Mallikaarjun S, Forbes W P, Bramer S L
Department of Clinical Pharmacokinetics/Pharmacodynamics & Metabolism, Otsuka America Pharmaceutical, Inc., Rockville, MD 20850, USA.
Clin Pharmacokinet. 1999;37 Suppl 2:87-93. doi: 10.2165/00003088-199937002-00010.
This study evaluated the effects of repeated oral drug administration with cilostazol alone and with aspirin (acetylsalicylic acid) on platelet aggregation, coagulation and bleeding time as well as the cilostazol-aspirin pharmacokinetic interaction in healthy males.
This was a randomised, double-blind, placebo-controlled, crossover study. Participants received either cilostazol 100 mg or placebo twice a day for 10 days; aspirin 325 mg/day was coadministered for the last 5 days. After a 14-day washout period, participants received the alternative treatment.
12 healthy male volunteers were enrolled.
Differences in bleeding times, platelet aggregation, prothrombin time (PT) and activated partial thromboplastin time (aPTT) between cilostazol with aspirin and cilostazol alone. Noncompartmental pharmacokinetic parameters were determined for each study participant.
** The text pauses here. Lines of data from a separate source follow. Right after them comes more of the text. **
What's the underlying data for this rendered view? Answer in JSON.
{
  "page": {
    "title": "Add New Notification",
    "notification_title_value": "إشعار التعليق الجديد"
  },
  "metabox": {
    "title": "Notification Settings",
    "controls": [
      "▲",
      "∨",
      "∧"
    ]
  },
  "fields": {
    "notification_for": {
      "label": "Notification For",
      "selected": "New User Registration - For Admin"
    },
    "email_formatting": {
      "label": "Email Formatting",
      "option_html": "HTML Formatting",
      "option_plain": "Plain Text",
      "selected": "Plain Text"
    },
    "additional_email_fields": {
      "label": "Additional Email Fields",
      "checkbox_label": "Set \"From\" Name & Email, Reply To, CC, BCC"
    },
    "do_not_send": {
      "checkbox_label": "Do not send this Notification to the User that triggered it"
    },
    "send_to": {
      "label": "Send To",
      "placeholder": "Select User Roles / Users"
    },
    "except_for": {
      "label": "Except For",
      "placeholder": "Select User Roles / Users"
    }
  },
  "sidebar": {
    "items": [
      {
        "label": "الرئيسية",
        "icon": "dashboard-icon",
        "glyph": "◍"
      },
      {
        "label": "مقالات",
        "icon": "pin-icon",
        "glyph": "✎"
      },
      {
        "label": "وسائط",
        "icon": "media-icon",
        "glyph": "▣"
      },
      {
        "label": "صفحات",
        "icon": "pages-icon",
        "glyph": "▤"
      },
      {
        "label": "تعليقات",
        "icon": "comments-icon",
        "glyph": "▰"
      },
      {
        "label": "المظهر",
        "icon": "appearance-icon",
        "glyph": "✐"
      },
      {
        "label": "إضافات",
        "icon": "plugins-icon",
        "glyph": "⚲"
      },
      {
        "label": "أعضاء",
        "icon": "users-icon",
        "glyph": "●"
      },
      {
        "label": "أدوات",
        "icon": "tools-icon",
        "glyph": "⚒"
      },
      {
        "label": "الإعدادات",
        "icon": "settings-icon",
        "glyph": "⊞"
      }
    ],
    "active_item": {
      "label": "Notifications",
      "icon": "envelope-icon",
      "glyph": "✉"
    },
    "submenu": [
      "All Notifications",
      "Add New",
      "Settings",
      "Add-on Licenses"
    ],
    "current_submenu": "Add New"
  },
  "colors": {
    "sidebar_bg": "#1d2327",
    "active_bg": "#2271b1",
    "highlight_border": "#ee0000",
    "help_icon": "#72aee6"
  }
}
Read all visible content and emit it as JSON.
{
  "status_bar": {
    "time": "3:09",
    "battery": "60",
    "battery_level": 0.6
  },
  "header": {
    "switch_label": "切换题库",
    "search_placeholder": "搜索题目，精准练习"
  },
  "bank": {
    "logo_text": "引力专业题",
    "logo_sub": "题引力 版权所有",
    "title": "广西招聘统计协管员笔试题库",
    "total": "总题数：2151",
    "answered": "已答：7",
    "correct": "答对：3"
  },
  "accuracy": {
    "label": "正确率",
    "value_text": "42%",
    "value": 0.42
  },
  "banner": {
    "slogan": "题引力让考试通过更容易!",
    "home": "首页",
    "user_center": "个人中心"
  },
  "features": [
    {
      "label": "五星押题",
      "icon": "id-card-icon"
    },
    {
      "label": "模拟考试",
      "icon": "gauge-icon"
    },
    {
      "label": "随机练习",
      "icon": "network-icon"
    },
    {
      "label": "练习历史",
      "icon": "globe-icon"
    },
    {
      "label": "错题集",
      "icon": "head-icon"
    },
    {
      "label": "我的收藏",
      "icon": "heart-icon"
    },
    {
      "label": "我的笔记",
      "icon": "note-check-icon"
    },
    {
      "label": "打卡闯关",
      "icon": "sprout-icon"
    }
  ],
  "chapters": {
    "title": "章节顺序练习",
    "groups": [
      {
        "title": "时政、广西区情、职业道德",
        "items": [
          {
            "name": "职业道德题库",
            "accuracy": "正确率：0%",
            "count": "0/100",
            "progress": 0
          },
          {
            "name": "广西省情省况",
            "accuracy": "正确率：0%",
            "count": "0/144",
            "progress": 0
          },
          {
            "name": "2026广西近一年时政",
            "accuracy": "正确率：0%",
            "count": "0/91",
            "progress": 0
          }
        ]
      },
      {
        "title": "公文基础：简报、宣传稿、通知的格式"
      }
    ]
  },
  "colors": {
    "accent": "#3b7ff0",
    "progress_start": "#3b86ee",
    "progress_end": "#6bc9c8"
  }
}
Cilostazol, with or without aspirin, caused no changes in PT, aPTT or bleeding time. There was a 23 to 35% increase in inhibition of ADP-induced ex vivo platelet aggregation by cilostazol plus aspirin when compared with aspirin alone. There was no additive or synergistic effect on arachidonic acid-induced platelet aggregation. Statistically significant but clinically insignificant increases in the area under the plasma concentration-time curve to the last measurable plasma concentration and trough concentrations of cilostazol and its metabolites (OPC-13015 and OPC-13213) occurred after aspirin coadministration, with no differences observed in the maximum plasma concentration Drug-related adverse events were generally mild, the most frequent being headache.
Cilostazol and aspirin coadministration did not cause clinically significant changes in PT, aPTT, bleeding time, platelet aggregation or plasma concentrations of cilostazol and its 2 active metabolites. Cilostazol was generally well tolerated with or without aspirin.
本研究评估了在健康男性中单独口服西洛他唑以及与阿司匹林(乙酰水杨酸)联合重复给药对血小板聚集、凝血和出血时间的影响,以及西洛他唑 - 阿司匹林的药代动力学相互作用。
这是一项随机、双盲、安慰剂对照的交叉研究。参与者每天两次接受西洛他唑100毫克或安慰剂,共10天;在最后5天同时给予阿司匹林325毫克/天。经过14天的洗脱期后,参与者接受替代治疗。
招募了12名健康男性志愿者。
西洛他唑与阿司匹林联合使用和单独使用西洛他唑时出血时间、血小板聚集、凝血酶原时间(PT)和活化部分凝血活酶时间(aPTT)的差异。为每位研究参与者测定非房室药代动力学参数。
无论是否与阿司匹林联合,西洛他唑均未引起PT、aPTT或出血时间的变化。与单独使用阿司匹林相比,西洛他唑加阿司匹林对ADP诱导的体外血小板聚集的抑制作用增加了23%至35%。对花生四烯酸诱导的血小板聚集没有相加或协同作用。在联合使用阿司匹林后,西洛他唑及其代谢产物(OPC - 13015和OPC - 13213)的血浆浓度 - 时间曲线下面积至最后可测量血浆浓度和谷浓度出现统计学上显著但临床上无显著意义的增加,最大血浆浓度未见差异。与药物相关的不良事件一般较轻,最常见的是头痛。
西洛他唑与阿司匹林联合使用在PT、aPTT、出血时间、血小板聚集或西洛他唑及其两种活性代谢产物的血浆浓度方面未引起临床上显著的变化。无论是否与阿司匹林联合,西洛他唑总体耐受性良好。